Festa dei Ss. Simone e Giuda

Ef 2,19-22 / Sal 19 / Lc 6,12-19

DIVERSITÀ ELETTIVE


Gli apostoli Simone e Giuda vengono ricordati dalla liturgia con un’unica festa, probabilmente a causa di un comune apostolato in Mesopotamia e in Persia, dove sarebbero stati inviati a predicare il Vangelo. Oltre ad essere un po’ oscurati dagli omonimi più noti nella cerchia dei Dodici (Simon Pietro e Giuda Iscariota), i due apostoli non hanno lasciato molte notizie di sé. Nelle liste dei Dodici, che Cristo scelse e chiamò dopo aver trascorso «tutta la notte pregando Dio» (Lc 6,12), i loro nomi variano, lasciandoci intuire qualcosa della loro personalità. Mentre Luca definisce Simone come «Zelota» (6,15), Matteo e Marco lo presentano come «il Cananeo» (Mt 10,4; Mc 3,18). In realtà i due appellativi si equivalgono, poiché esprimono lo stesso significato. Il verbo qana’ nella lingua ebraica significa «essere geloso» oppure «ardere di zelo» e può riferirsi tanto a Dio che è geloso del suo popolo, quanto di uomini che ardono di zelo nei confronti del Signore e della sua Legge, come gli Zeloti, un movimento nazionalista che rivendicava l’indipendenza politica del regno ebraico e difendeva l’ortodossia religiosa. Possiamo certo pensare che, anche se non appartenne al gruppo degli Zeloti, Simone fosse un tipo pieno di zelo nel servire l’unico Dio. Una personalità agli antipodi di quella del pubblicano Matteo che, lavorando per il governo romano, era considerato dai Giudei un collaborazionista e disprezzato come un peccatore pubblico.      
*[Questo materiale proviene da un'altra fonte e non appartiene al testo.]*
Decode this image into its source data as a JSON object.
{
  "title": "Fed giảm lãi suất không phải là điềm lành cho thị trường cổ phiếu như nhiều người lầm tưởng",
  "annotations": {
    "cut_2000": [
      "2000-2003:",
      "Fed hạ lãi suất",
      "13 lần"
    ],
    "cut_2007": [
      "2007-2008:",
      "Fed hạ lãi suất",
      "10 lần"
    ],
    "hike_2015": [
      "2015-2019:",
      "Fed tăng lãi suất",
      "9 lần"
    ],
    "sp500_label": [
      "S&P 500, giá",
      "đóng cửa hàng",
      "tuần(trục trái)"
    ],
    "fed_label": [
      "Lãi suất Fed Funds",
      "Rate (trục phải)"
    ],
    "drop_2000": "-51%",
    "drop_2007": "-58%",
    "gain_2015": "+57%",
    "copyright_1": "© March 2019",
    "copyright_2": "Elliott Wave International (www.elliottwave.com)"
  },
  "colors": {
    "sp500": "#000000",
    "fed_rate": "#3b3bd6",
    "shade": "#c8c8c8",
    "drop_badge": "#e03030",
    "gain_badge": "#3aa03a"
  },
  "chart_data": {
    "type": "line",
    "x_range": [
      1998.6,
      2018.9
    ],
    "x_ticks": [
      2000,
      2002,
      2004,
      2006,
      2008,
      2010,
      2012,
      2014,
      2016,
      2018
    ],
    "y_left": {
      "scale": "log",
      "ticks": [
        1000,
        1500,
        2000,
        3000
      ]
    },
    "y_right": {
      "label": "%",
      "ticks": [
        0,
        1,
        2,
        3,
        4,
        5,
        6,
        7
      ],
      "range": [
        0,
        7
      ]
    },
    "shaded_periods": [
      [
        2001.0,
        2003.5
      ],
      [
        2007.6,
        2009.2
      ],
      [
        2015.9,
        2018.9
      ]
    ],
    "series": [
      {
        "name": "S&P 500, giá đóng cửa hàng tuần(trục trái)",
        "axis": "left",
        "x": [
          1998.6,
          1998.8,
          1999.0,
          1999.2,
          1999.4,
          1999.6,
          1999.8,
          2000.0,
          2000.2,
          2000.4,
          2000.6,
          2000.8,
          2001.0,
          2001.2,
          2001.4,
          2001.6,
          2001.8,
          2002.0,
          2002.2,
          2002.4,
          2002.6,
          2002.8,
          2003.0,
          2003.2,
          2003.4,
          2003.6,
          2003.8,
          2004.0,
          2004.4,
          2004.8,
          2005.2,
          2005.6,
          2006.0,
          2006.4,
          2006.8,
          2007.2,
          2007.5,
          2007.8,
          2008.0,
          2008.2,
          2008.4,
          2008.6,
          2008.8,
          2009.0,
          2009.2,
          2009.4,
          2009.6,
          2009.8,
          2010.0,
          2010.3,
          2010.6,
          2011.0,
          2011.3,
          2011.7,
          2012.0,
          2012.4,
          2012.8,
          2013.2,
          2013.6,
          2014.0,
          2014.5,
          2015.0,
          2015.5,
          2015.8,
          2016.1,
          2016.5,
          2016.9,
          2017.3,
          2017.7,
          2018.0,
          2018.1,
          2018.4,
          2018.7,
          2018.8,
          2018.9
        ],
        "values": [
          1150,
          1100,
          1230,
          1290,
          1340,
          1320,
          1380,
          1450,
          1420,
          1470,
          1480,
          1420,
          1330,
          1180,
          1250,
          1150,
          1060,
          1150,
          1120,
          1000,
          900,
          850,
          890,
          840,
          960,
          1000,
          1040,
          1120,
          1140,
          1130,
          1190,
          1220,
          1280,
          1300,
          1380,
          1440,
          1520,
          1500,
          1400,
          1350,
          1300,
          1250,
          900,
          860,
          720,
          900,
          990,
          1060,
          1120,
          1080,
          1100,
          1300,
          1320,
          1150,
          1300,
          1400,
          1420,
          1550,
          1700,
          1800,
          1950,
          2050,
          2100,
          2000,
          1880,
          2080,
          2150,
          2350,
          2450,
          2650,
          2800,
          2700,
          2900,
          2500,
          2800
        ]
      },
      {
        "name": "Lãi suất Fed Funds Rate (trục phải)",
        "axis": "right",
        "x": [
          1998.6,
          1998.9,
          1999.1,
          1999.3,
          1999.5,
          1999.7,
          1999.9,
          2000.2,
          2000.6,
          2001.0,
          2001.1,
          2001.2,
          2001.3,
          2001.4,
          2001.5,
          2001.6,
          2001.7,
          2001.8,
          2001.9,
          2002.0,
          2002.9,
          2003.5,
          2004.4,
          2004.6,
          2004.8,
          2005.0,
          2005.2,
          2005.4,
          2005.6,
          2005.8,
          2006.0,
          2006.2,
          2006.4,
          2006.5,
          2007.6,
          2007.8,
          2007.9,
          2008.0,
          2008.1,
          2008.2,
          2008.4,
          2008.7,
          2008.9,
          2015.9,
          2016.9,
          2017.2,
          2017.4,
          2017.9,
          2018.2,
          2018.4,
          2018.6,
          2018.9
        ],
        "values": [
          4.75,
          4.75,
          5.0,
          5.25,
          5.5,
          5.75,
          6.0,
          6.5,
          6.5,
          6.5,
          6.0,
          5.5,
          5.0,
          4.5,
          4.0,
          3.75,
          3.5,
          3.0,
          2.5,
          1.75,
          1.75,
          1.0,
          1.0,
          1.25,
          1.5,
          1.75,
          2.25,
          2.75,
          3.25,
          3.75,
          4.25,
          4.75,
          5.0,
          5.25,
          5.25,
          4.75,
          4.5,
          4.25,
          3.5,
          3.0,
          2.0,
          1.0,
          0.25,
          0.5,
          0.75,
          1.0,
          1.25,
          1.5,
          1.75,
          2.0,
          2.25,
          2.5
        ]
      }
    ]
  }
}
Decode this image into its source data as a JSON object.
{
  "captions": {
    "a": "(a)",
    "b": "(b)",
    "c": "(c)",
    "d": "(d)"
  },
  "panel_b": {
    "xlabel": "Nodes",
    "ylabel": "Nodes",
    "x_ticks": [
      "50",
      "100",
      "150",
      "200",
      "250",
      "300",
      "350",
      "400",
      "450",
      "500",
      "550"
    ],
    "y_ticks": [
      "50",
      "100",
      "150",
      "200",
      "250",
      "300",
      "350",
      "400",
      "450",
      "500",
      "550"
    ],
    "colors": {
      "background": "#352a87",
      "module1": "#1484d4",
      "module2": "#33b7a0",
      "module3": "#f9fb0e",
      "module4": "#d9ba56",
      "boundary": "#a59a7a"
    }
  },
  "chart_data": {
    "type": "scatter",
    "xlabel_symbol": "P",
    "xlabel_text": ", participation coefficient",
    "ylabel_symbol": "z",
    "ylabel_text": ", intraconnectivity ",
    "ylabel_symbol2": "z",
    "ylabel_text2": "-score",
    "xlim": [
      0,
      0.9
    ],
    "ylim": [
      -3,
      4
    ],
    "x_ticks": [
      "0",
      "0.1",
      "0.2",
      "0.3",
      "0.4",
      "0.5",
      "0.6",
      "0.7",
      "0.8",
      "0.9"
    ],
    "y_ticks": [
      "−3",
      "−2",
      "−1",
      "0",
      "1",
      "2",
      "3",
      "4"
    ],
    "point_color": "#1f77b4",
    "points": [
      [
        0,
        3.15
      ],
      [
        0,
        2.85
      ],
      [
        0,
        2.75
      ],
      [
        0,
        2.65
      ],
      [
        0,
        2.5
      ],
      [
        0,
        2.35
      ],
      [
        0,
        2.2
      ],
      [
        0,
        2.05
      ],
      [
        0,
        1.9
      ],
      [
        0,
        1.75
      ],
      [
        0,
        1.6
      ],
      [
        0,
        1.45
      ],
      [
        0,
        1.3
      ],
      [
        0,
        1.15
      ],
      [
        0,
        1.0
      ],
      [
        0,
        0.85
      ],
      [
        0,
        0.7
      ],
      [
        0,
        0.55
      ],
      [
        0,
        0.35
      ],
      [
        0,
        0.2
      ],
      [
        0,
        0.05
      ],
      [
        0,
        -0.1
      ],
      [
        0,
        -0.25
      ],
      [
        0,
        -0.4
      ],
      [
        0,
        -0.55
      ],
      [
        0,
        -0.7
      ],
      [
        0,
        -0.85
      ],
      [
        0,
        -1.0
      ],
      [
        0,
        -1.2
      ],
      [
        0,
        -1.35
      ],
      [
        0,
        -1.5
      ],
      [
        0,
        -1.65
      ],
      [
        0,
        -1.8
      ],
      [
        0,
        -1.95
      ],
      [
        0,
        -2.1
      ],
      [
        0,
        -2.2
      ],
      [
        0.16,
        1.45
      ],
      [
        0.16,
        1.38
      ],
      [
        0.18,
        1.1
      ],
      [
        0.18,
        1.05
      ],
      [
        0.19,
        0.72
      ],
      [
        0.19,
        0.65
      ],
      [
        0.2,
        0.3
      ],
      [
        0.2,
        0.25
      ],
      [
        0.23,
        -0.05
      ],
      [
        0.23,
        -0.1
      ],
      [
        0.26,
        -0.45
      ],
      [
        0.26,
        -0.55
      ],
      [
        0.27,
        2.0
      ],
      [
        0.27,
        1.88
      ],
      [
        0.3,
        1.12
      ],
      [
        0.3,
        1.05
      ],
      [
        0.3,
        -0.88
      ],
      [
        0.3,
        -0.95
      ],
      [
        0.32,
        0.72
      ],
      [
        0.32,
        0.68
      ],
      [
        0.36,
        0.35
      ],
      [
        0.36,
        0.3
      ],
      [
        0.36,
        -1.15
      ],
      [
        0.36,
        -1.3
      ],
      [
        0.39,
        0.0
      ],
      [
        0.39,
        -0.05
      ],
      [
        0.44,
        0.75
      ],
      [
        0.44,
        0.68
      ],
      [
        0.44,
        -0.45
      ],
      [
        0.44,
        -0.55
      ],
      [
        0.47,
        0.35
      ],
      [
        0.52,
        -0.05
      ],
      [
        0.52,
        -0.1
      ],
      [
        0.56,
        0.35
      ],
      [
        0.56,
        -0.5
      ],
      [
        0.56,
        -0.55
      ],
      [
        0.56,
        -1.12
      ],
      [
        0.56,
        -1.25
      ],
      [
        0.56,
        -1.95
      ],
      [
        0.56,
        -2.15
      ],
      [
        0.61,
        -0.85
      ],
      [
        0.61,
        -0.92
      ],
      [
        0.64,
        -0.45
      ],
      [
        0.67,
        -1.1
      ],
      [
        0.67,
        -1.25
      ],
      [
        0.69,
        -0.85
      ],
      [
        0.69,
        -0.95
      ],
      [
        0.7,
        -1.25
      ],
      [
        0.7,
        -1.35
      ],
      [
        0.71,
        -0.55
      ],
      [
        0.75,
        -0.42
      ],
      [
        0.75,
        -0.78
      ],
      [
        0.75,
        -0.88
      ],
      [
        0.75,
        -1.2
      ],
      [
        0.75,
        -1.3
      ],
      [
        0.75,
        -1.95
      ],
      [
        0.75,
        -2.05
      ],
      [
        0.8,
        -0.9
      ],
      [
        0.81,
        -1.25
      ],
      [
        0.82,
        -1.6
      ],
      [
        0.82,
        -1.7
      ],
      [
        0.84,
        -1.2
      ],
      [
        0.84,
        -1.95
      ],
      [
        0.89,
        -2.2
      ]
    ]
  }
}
La scelta del Signore Gesù, ben ponderata dopo un’intera notte di intimità con il Padre, è il segno di come gli uomini di ogni tempo vengono scelti e «edificati insieme per diventare abitazione di Dio per mezzo dello Spirito» (Ef 2,22). Non in base a criteri di affinità elettive o di condivisioni politiche, ma a partire dalla valorizzazione dell’unicità di ciascuno che, davanti all’altro, sempre assume il volto di una diversità da conoscere, accogliere e amare. In una sua catechesi il santo Padre spiega: «Gesù chiama i suoi discepoli e collaboratori dagli strati sociali e religiosi più diversi, senza alcuna preclusione. A Lui interessano le persone, non le categorie sociali o le etichette! E la cosa bella è che nel gruppo dei suoi seguaci, tutti, benché diversi, coesistevano insieme, superando le immaginabili difficoltà: era Gesù stesso, infatti, il motivo di coesione, nel quale tutti si ritrovavano uniti. Questo costituisce chiaramente una lezione per noi, spesso inclini a sottolineare le differenze e magari le contrapposizioni, dimenticando che in Gesù Cristo ci è data la forza per comporre le nostre conflittualità» (Benedetto XVI, Catechesi del mercoledì, 11 ottobre 2006). 

La domanda con cui «Giuda, figlio di Giacomo» (Lc 6,16) si rivolge a Gesù durante l’ultima cena sembra proprio voler approfondire il mistero di questa bizzarra elezione di uomini così diversi tra loro e così ordinari rispetto agli altri: «Signore, come è accaduto che devi manifestarti a noi, e non al mondo?» (Gv 14,22). La risposta di Gesù non spiega ma rilancia, poiché chiunque crede nel suo amore e lo lascia dimorare nella propria vita diventa uno spazio di umanità liberata, dove altre diversità possono trovare riconoscimento e accoglienza: «Se uno mi ama, osserverà la mia parola e il Padre mio lo amerà e noi verremo a lui e prenderemo dimora presso di lui» (14,23).